Un ouvrage surprenant par sa forme autobiographique et ses réflexions tous azimuts qui correspond bien à la manière que nous avons, aux petites singularités, d’appréhender les choses.
La littérature n’a donc rien d’accessoire. Pas plus que ne l’est la poésie, comme je l’ai déjà tant écrit. J’entends que pour certains cela puisse s’apparenter à un souci bourgeois d’en appeler à l’esthétique, à la culture ou à de nouveaux récits quand le monde semble sombrer de toutes parts. Je partage que ceux-ci ne pourront rien accomplir de majeur s’ils ne sont pas fermement appuyés aux deux autres leviers de transformation sociale que sont la résistance et les préfigurations d’alternatives. Mails ils sont indispensables. Comme le deviennent d’innombrables gestes longtemps considérés comme insignifiants, voire contre-révolutionnaires.
— Corinne Morel Darleux : Alors nous irons trouver la beauté ailleurs. Paris : Libertalia, 51 (2023).
Entre les observations issues d’un voyage en Inde, se trouve cette réflexion sur la fiction spéculative, le besoin d’utopies nouvelles, « ni niaises ni naïves », et notamment le rapport entre la science-fiction et l’armée qui satisfera sans doute @jean-baptiste, dans le prolongement du Rapport : Mission K. Dick.
Si les fictions, celles qu’on s’invente, celles que nous souffle notre inconscient comme celles qu’on lit, ont un rôle majeur à jouer dans la fabrique de notre rapport au monde, alors voilà qui plaide pour redoubler d’ardeur quand il s’agit de nourrir soigneusement nos imaginaires. Quand on voit les déferlements de violence et le virilisme qui caractérisent les héros modernes, on ne peut que s’interroger sur le type de rapport au monde que cela crée. C’est la raison pour laquelle la bataille culturelle passe aussi par la création de nouvelles utopies, ni niaises ni naïves, qui puissent donner d’autres matières à rêver qu’un monde dévasté et peuplé de soldats augmentés.
À ce titre, la collaboration d’auteurs de science-fiction avec le ministère des Armées au sein de la Red Team pose question. Recrutés pour imaginer des scénarios de conflits et anticiper le « maintien de l’ordre du futur », ses membres ont planché sur les thèmes de l’énergie et du vivant autour de deux scénarios intitulés « Après la nuit carbonique » et « Une guerre écosystémique ». Il y est question de rationnement énergétique, de weaponisation du vivant, d’un Chernobyl vert et de plantes génétiquement modifiées. Sur l’image rouge feu qui les illustre, on peut voir des roches escarpées, des arbres calcinés, la ruine d’une maison et un cheval dans le fond. Au premier plan, deux soldats caparaçonnés, casqués, munis de mitraillettes. L’un est affublé d’une paire d’ailes bleues, l’autre d’une fleur d’où jaillit un laser lumineux.

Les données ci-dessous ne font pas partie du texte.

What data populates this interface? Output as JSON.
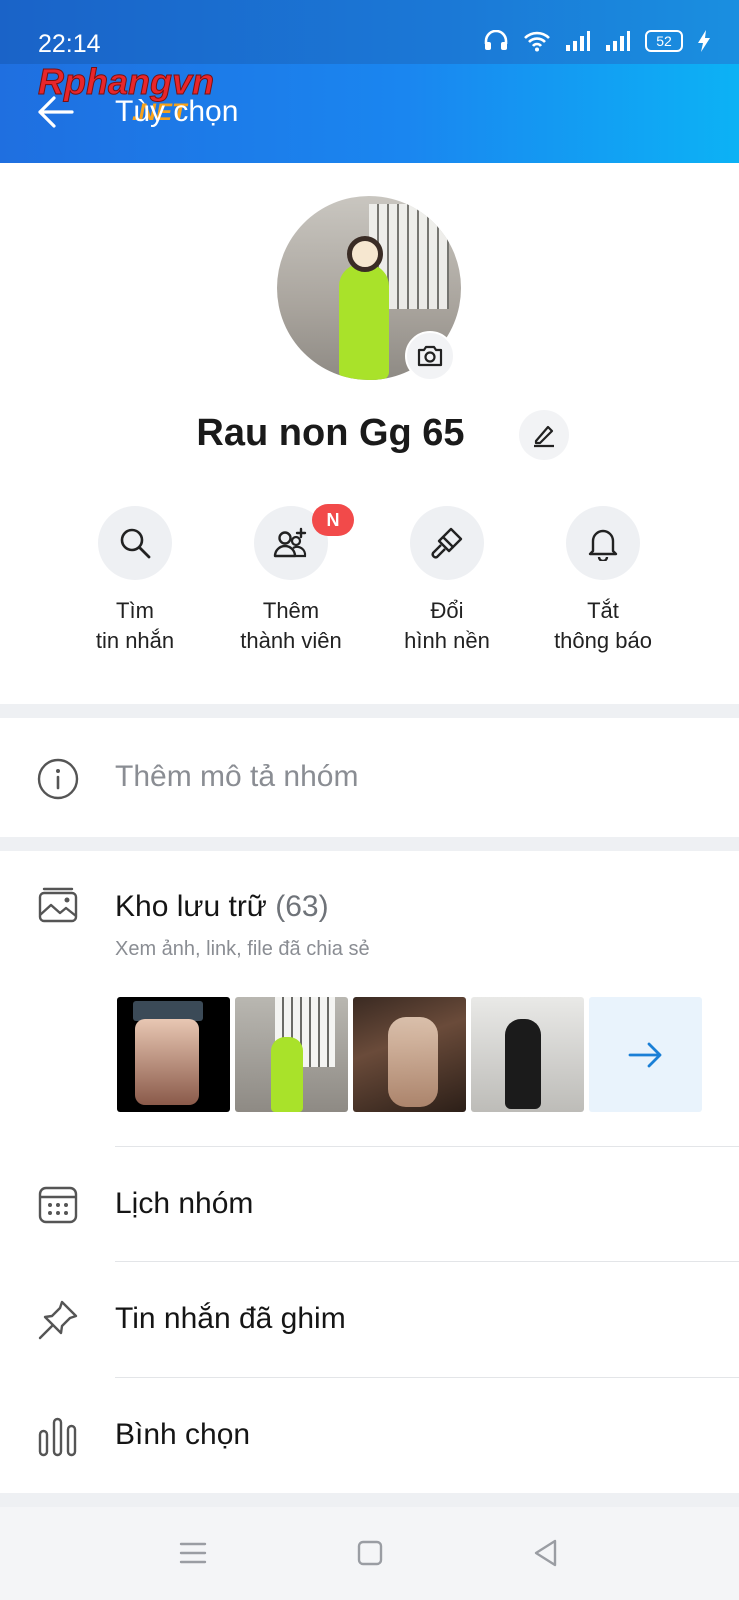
{
  "status_bar": {
    "time": "22:14",
    "battery": "52"
  },
  "header": {
    "title": "Tùy chọn",
    "watermark": "Rphangvn.NET"
  },
  "profile": {
    "name": "Rau non Gg 65"
  },
  "actions": [
    {
      "line1": "Tìm",
      "line2": "tin nhắn",
      "icon": "search-icon"
    },
    {
      "line1": "Thêm",
      "line2": "thành viên",
      "icon": "add-member-icon",
      "badge": "N"
    },
    {
      "line1": "Đổi",
      "line2": "hình nền",
      "icon": "paint-brush-icon"
    },
    {
      "line1": "Tắt",
      "line2": "thông báo",
      "icon": "bell-icon"
    }
  ],
  "description": {
    "placeholder": "Thêm mô tả nhóm"
  },
  "storage": {
    "title": "Kho lưu trữ",
    "count": "(63)",
    "subtitle": "Xem ảnh, link, file đã chia sẻ"
  },
  "menu": [
    {
      "label": "Lịch nhóm",
      "icon": "calendar-icon"
    },
    {
      "label": "Tin nhắn đã ghim",
      "icon": "pin-icon"
    },
    {
      "label": "Bình chọn",
      "icon": "poll-icon"
    }
  ],
  "colors": {
    "header_start": "#1f6fe0",
    "header_end": "#0cb2f5",
    "badge": "#f24a4a",
    "accent": "#1a7fd6"
  }
}
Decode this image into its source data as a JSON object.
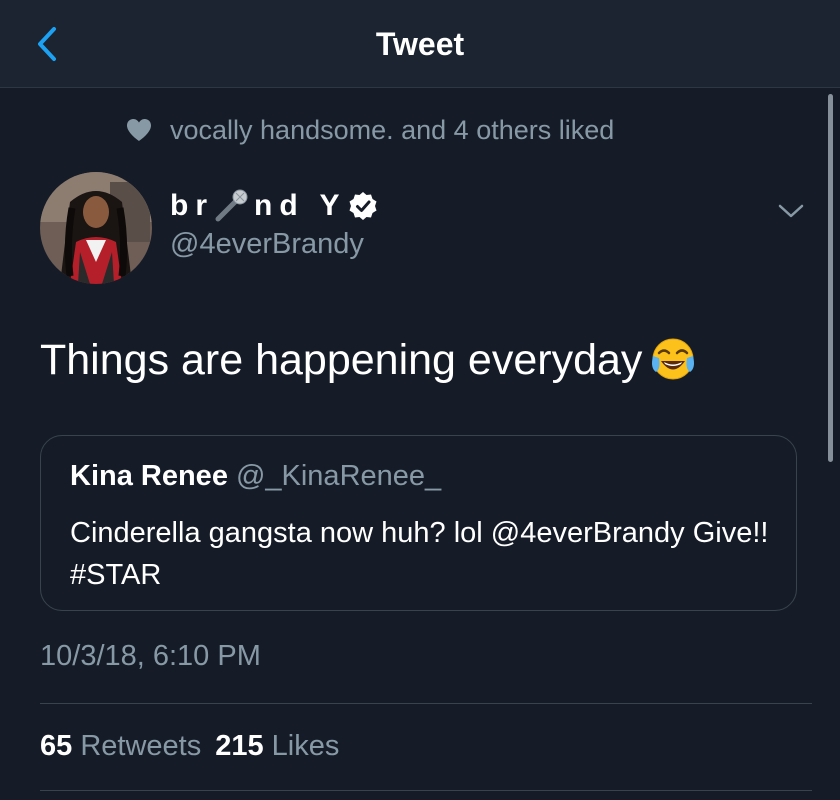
{
  "navbar": {
    "title": "Tweet",
    "back_icon": "chevron-left-icon"
  },
  "social_context": {
    "icon": "heart-icon",
    "text": "vocally handsome. and 4 others liked"
  },
  "author": {
    "display_name": "br 🎤 nd Y",
    "display_name_parts": [
      "br",
      "nd Y"
    ],
    "verified": true,
    "username": "@4everBrandy"
  },
  "tweet": {
    "text": "Things are happening everyday",
    "emoji": "face-with-tears-of-joy"
  },
  "quoted_tweet": {
    "name": "Kina Renee",
    "handle": "@_KinaRenee_",
    "text": "Cinderella gangsta now huh? lol @4everBrandy Give!! #STAR"
  },
  "timestamp": "10/3/18, 6:10 PM",
  "stats": {
    "retweets_count": "65",
    "retweets_label": "Retweets",
    "likes_count": "215",
    "likes_label": "Likes"
  },
  "colors": {
    "background": "#151c28",
    "navbar": "#1b2430",
    "accent": "#1da1f2",
    "secondary_text": "#8899a6",
    "border": "#38444d"
  }
}
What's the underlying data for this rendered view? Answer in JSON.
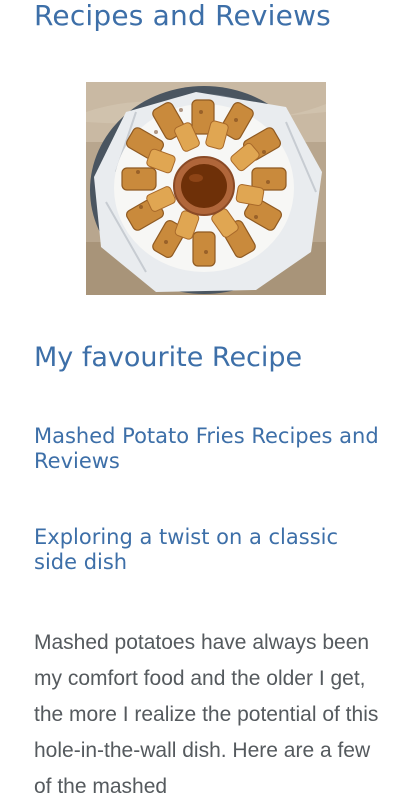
{
  "header": {
    "site_title": "Recipes and Reviews"
  },
  "hero_image": {
    "alt": "Mashed potato fries on a plate with dipping sauce"
  },
  "sections": {
    "favourite_heading": "My favourite Recipe",
    "recipe_title": "Mashed Potato Fries Recipes and Reviews",
    "recipe_subtitle": "Exploring a twist on a classic side dish",
    "intro_text": "Mashed potatoes have always been my comfort food and the older I get, the more I realize the potential of this hole-in-the-wall dish. Here are a few of the mashed"
  },
  "colors": {
    "accent": "#3d6fa8",
    "body_text": "#555a5e"
  }
}
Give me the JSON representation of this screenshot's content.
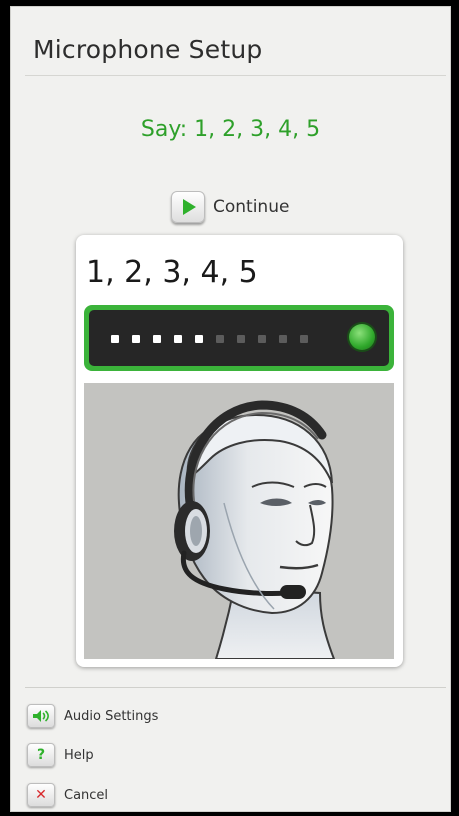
{
  "window": {
    "title": "Microphone Setup"
  },
  "prompt": {
    "text": "Say: 1, 2, 3, 4, 5"
  },
  "continue_button": {
    "label": "Continue",
    "icon": "play-icon"
  },
  "card": {
    "digits": "1, 2, 3, 4, 5",
    "level_meter": {
      "lit_segments": 5,
      "total_segments": 10,
      "indicator": "green-status-icon"
    },
    "figure": "headset-figure"
  },
  "footer": {
    "items": [
      {
        "label": "Audio Settings",
        "icon": "speaker-icon"
      },
      {
        "label": "Help",
        "icon": "question-icon"
      },
      {
        "label": "Cancel",
        "icon": "close-icon"
      }
    ]
  },
  "colors": {
    "accent_green": "#2ea02a",
    "cancel_red": "#d8282c"
  }
}
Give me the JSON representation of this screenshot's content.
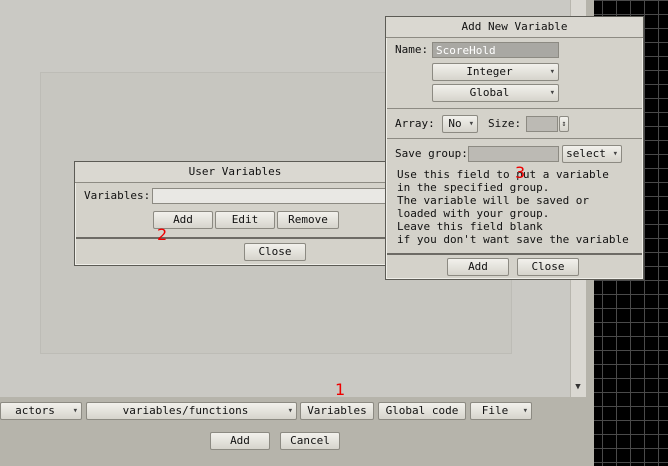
{
  "bottom_toolbar": {
    "actors": "actors",
    "variables_functions": "variables/functions",
    "variables": "Variables",
    "global_code": "Global code",
    "file": "File",
    "add": "Add",
    "cancel": "Cancel"
  },
  "user_variables": {
    "title": "User Variables",
    "variables_label": "Variables:",
    "variables_value": "",
    "add": "Add",
    "edit": "Edit",
    "remove": "Remove",
    "close": "Close"
  },
  "add_new_variable": {
    "title": "Add New Variable",
    "name_label": "Name:",
    "name_value": "ScoreHold",
    "type_value": "Integer",
    "scope_value": "Global",
    "array_label": "Array:",
    "array_value": "No",
    "size_label": "Size:",
    "size_value": "",
    "save_group_label": "Save group:",
    "save_group_value": "",
    "select": "select",
    "help_text": "Use this field to put a variable\nin the specified group.\nThe variable will be saved or\nloaded with your group.\nLeave this field blank\nif you don't want save the variable",
    "add": "Add",
    "close": "Close"
  },
  "markers": {
    "m1": "1",
    "m2": "2",
    "m3": "3"
  },
  "colors": {
    "marker": "#e00000",
    "panel": "#d4d2ca"
  }
}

On doit pouvoir faire mieux.
Il est temps de dépoussiérer un certain genre de l’anticipation qui a longtemps reposé sur la toute-puissance, le tranhumanisme et la conquête spatiale. Car même si de nombreux films et romans en ont depuis les années 1950 souligné les dangers, nous sommes toujours englués dans ce sillage. Le nucléaire continue d’avoir ses adorateurs, les causes des zoonoses et le désastre écologique d’être ignorés ; les héros sont encore trop souvent testostéronés et la figure du robot n’en finit plus d’alimenter les fantasmes du prgrès : Chat GPT, les chiens robots de Boston Dynamics, les drones armés et Elon Musk en sont tous les héritiers.
Nous avons besoin d’autres cadres de pensée dans lesquels évoluer. Nous avons besoin d’ailleurs culturels pour sortir de l’ornière et nous dérouter.
— Corinne Morel Darleux : Alors nous irons trouver la beauté ailleurs. Paris : Libertalia, 30-31 (2023).